One of the weird side effects of all this chaos is that it is pushing old rivals together. Turkey, Saudi Arabia, Egypt, and Pakistan are forming an unusual four-way partnership, and it looks a lot like the early groundwork for a Middle East that is not centered on Washington anymore. They are realizing they need to manage their own neighborhood rather than relying on an unpredictable superpower. This shift is picking up speed thanks to reports that the US might just permanently move its main military assets out of the damaged Gulf bases and over to Israel instead of paying to rebuild it. If that happens, expect regional powers to start figuring out how to actually coexist with Iran long-term, probably through Gulf money flowing into Iranian infrastructure in exchange for real, verifiable promises that Tehran will rein in its proxies across Yemen and Lebanon.

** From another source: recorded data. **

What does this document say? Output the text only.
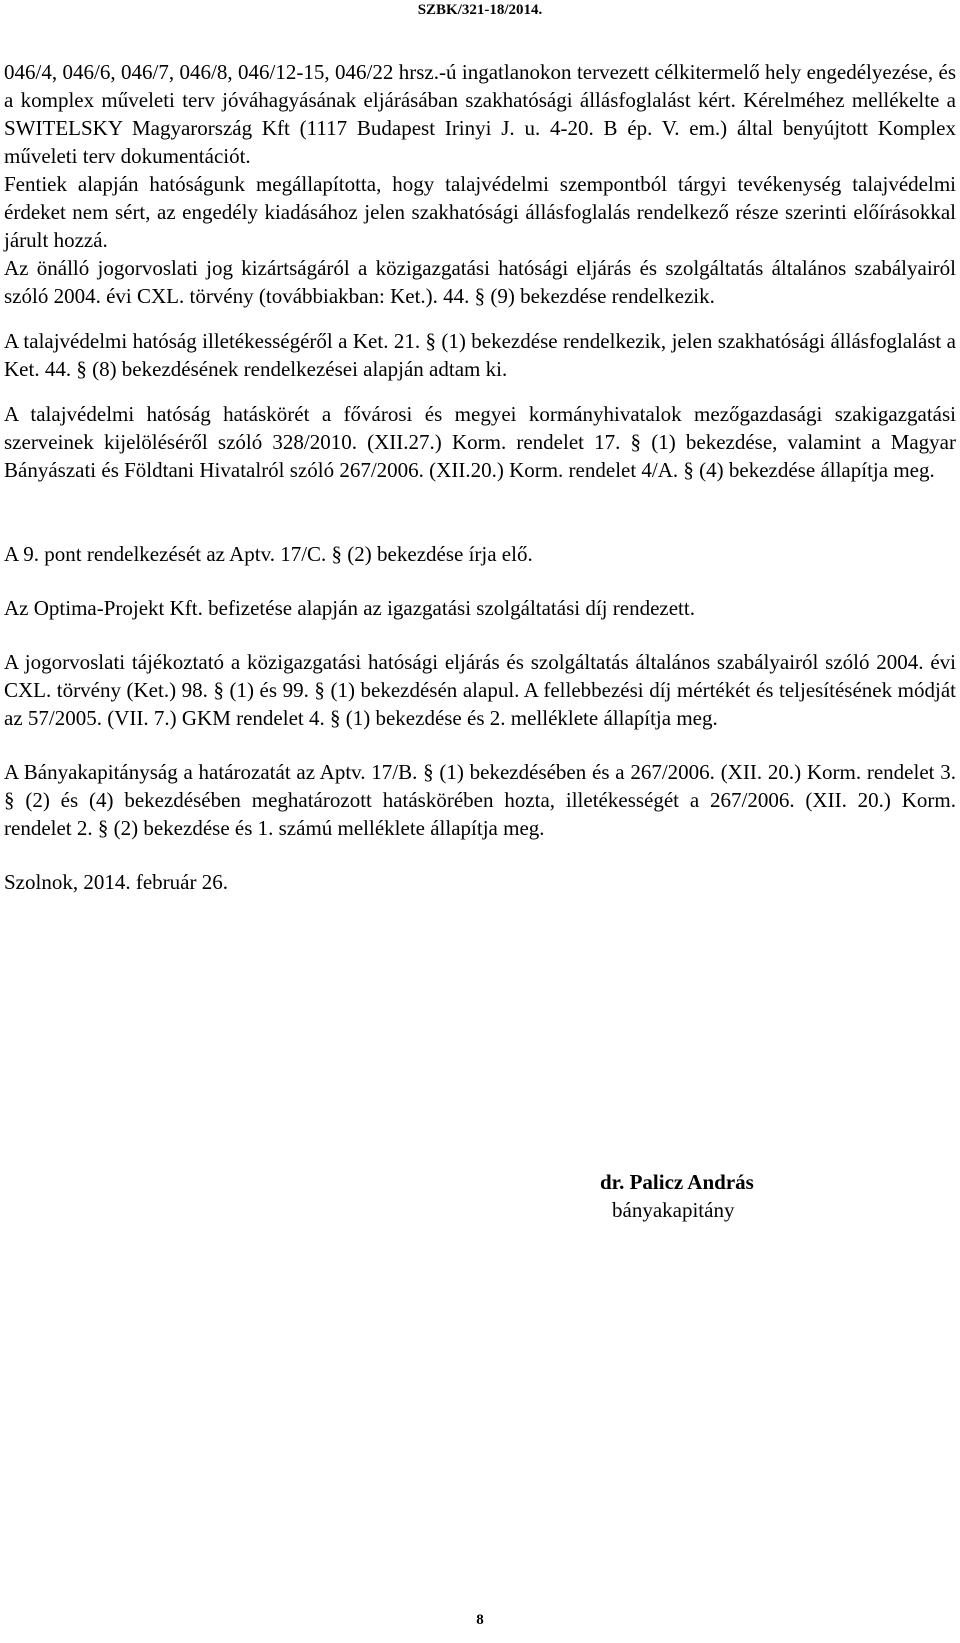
SZBK/321-18/2014.

046/4, 046/6, 046/7, 046/8, 046/12-15, 046/22 hrsz.-ú ingatlanokon tervezett célkitermelő hely engedélyezése, és a komplex műveleti terv jóváhagyásának eljárásában szakhatósági állásfoglalást kért. Kérelméhez mellékelte a SWITELSKY Magyarország Kft (1117 Budapest Irinyi J. u. 4-20. B ép. V. em.) által benyújtott Komplex műveleti terv dokumentációt.

Fentiek alapján hatóságunk megállapította, hogy talajvédelmi szempontból tárgyi tevékenység talajvédelmi érdeket nem sért, az engedély kiadásához jelen szakhatósági állásfoglalás rendelkező része szerinti előírásokkal járult hozzá.

Az önálló jogorvoslati jog kizártságáról a közigazgatási hatósági eljárás és szolgáltatás általános szabályairól szóló 2004. évi CXL. törvény (továbbiakban: Ket.). 44. § (9) bekezdése rendelkezik.

A talajvédelmi hatóság illetékességéről a Ket. 21. § (1) bekezdése rendelkezik, jelen szakhatósági állásfoglalást a Ket. 44. § (8) bekezdésének rendelkezései alapján adtam ki.

A talajvédelmi hatóság hatáskörét a fővárosi és megyei kormányhivatalok mezőgazdasági szakigazgatási szerveinek kijelöléséről szóló 328/2010. (XII.27.) Korm. rendelet 17. § (1) bekezdése, valamint a Magyar Bányászati és Földtani Hivatalról szóló 267/2006. (XII.20.) Korm. rendelet 4/A. § (4) bekezdése állapítja meg.

A 9. pont rendelkezését az Aptv. 17/C. § (2) bekezdése írja elő.

Az Optima-Projekt Kft. befizetése alapján az igazgatási szolgáltatási díj rendezett.

A jogorvoslati tájékoztató a közigazgatási hatósági eljárás és szolgáltatás általános szabályairól szóló 2004. évi CXL. törvény (Ket.) 98. § (1) és 99. § (1) bekezdésén alapul. A fellebbezési díj mértékét és teljesítésének módját az 57/2005. (VII. 7.) GKM rendelet 4. § (1) bekezdése és 2. melléklete állapítja meg.

A Bányakapitányság a határozatát az Aptv. 17/B. § (1) bekezdésében és a 267/2006. (XII. 20.) Korm. rendelet 3. § (2) és (4) bekezdésében meghatározott hatáskörében hozta, illetékességét a 267/2006. (XII. 20.) Korm. rendelet 2. § (2) bekezdése és 1. számú melléklete állapítja meg.

Szolnok, 2014. február 26.

dr. Palicz András
bányakapitány
8
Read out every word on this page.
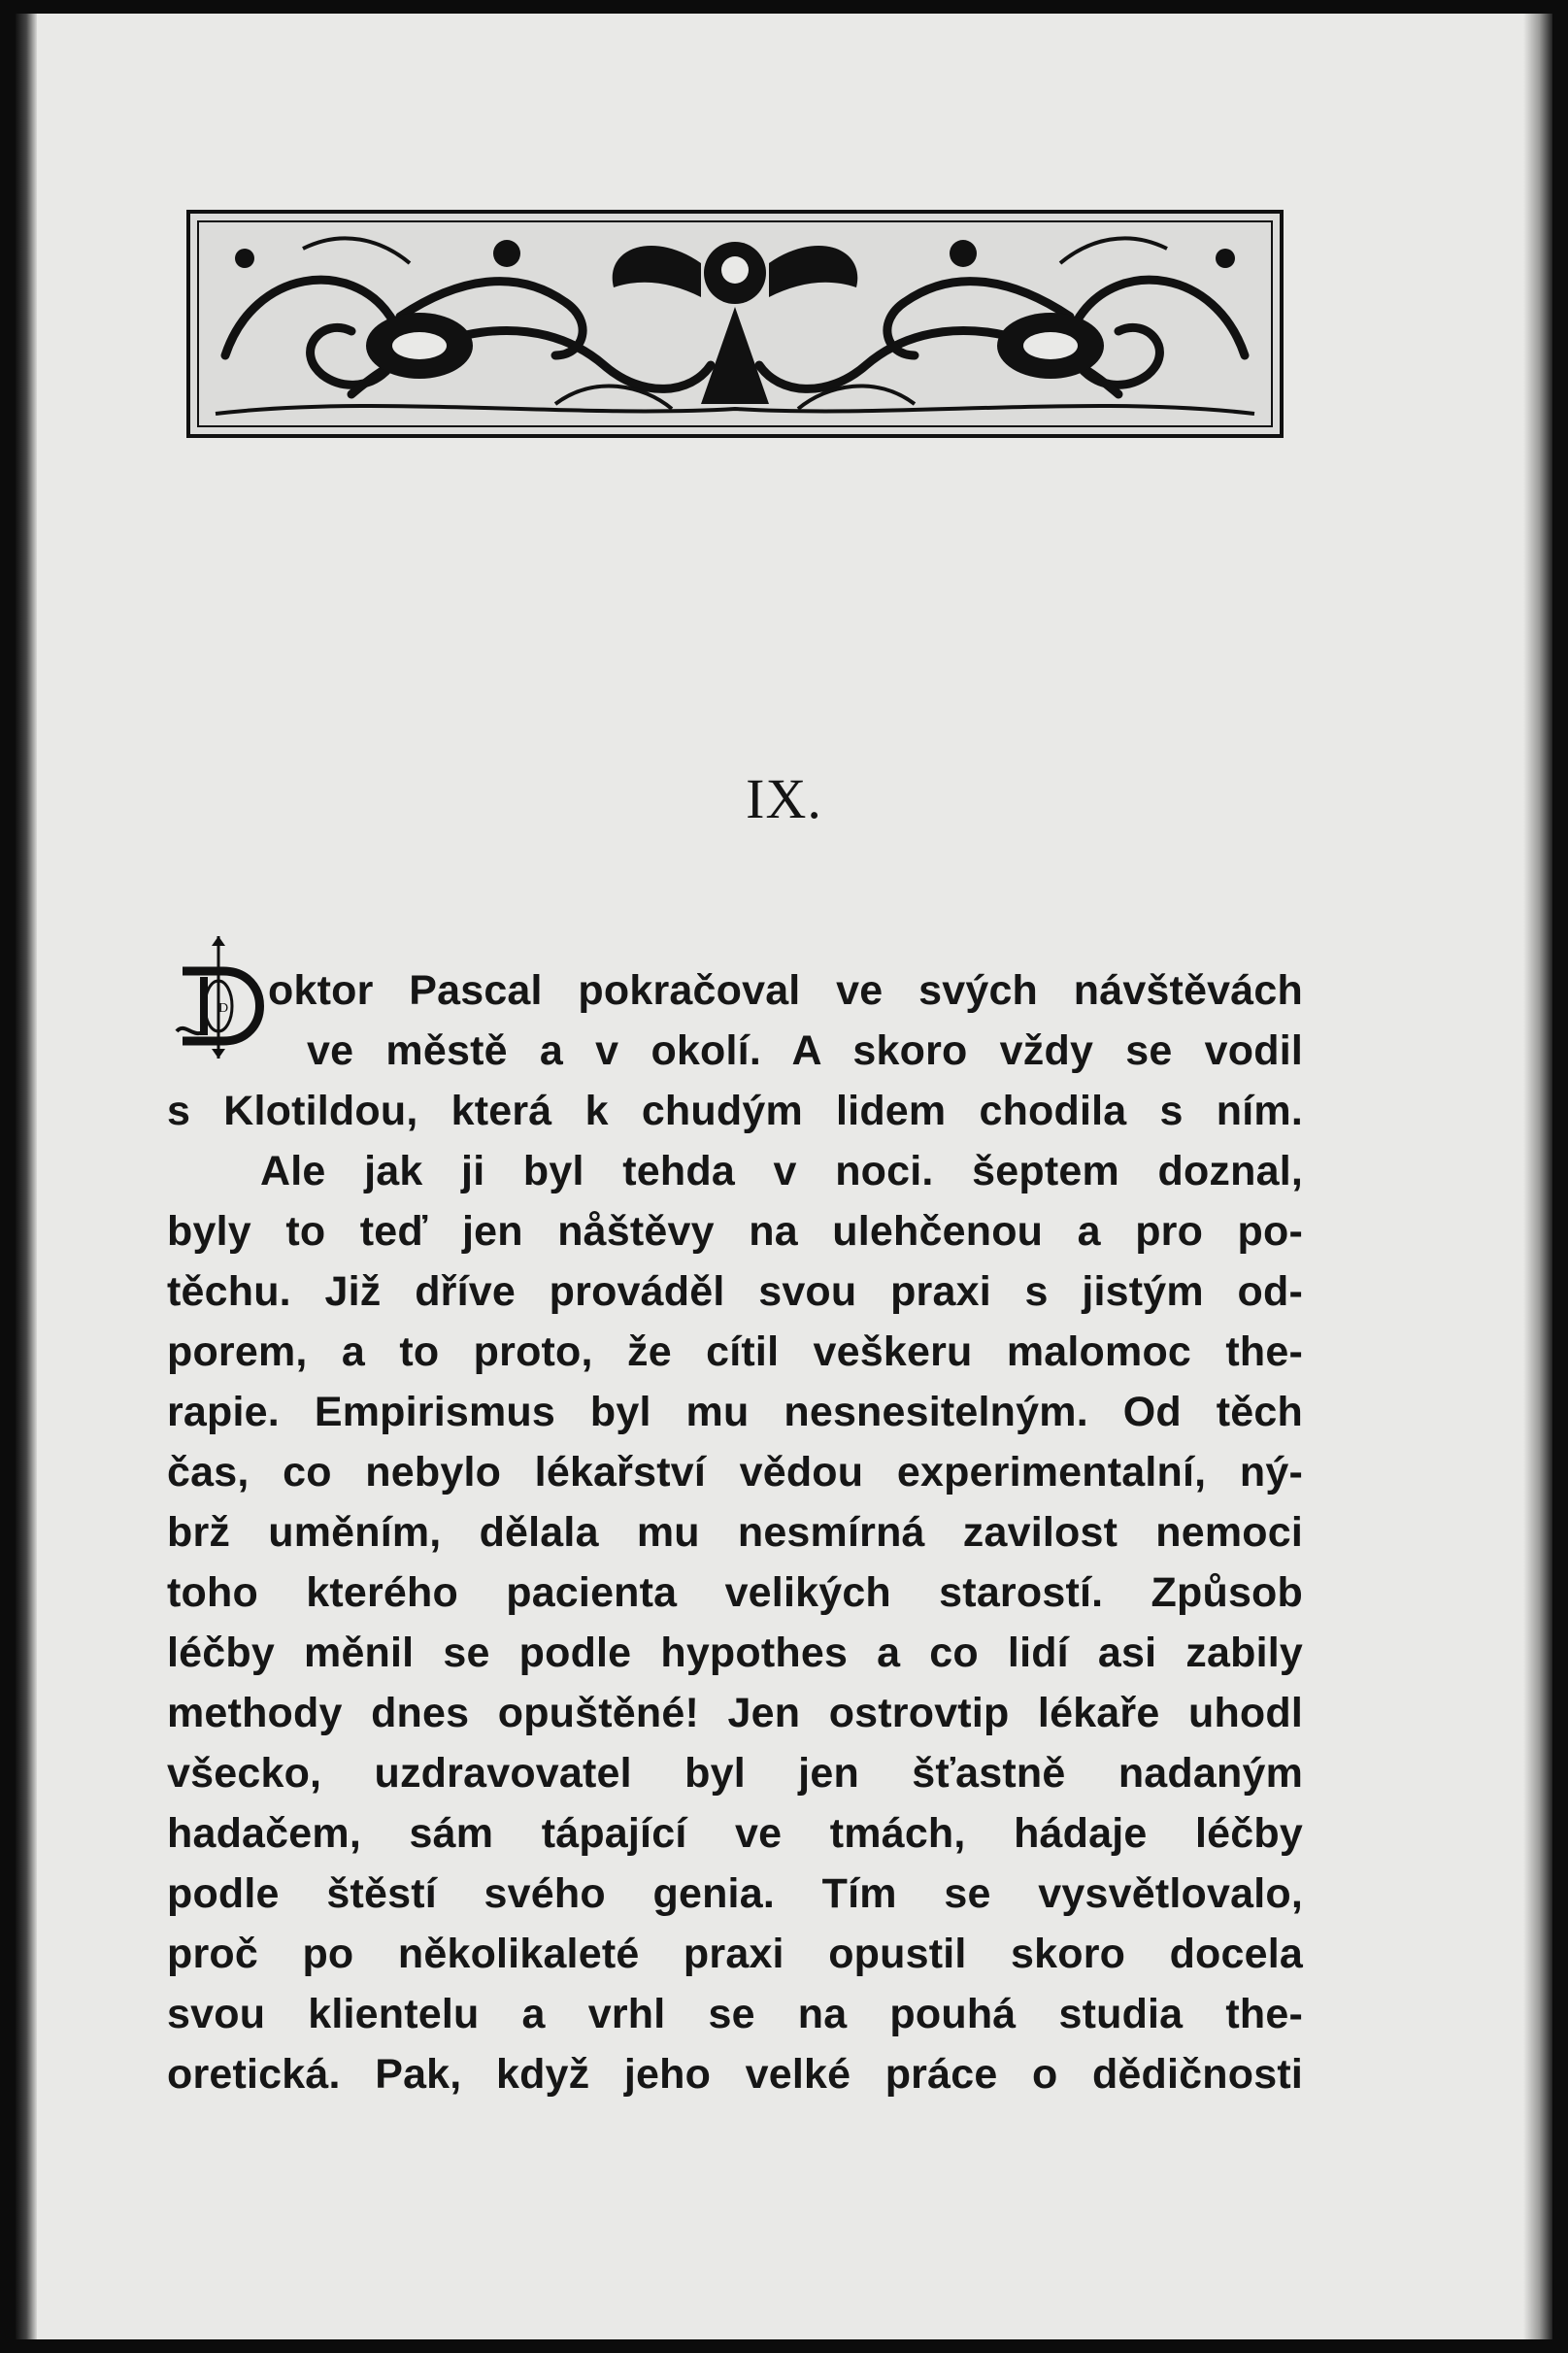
IX.
D oktor Pascal pokračoval ve svých návštěvách
ve městě a v okolí. A skoro vždy se vodil
s Klotildou, která k chudým lidem chodila s ním.
Ale jak ji byl tehda v noci. šeptem doznal,
byly to teď jen nåštěvy na ulehčenou a pro po-
těchu. Již dříve prováděl svou praxi s jistým od-
porem, a to proto, že cítil veškeru malomoc the-
rapie. Empirismus byl mu nesnesitelným. Od těch
čas, co nebylo lékařství vědou experimentalní, ný-
brž uměním, dělala mu nesmírná zavilost nemoci
toho kterého pacienta velikých starostí. Způsob
léčby měnil se podle hypothes a co lidí asi zabily
methody dnes opuštěné! Jen ostrovtip lékaře uhodl
všecko, uzdravovatel byl jen šťastně nadaným
hadačem, sám tápající ve tmách, hádaje léčby
podle štěstí svého genia. Tím se vysvětlovalo,
proč po několikaleté praxi opustil skoro docela
svou klientelu a vrhl se na pouhá studia the-
oretická. Pak, když jeho velké práce o dědičnosti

Bottom line: all the aggressive rhetoric right now is basically theater, a negotiating tactic, not a war plan. Joost Hiltermann from the International Crisis Group put it well: the loud public anger is a way to strengthen your bargaining position when the other side won’t budge. But neither country can actually afford to keep this up. The US cannot burn through what is left of its oil reserves, and Iran cannot survive indefinitely under this level of economic strangulation. Once the theater runs its course, both sides are going to end up back at the table, not because they want to, but because there is genuinely nowhere else for this to go.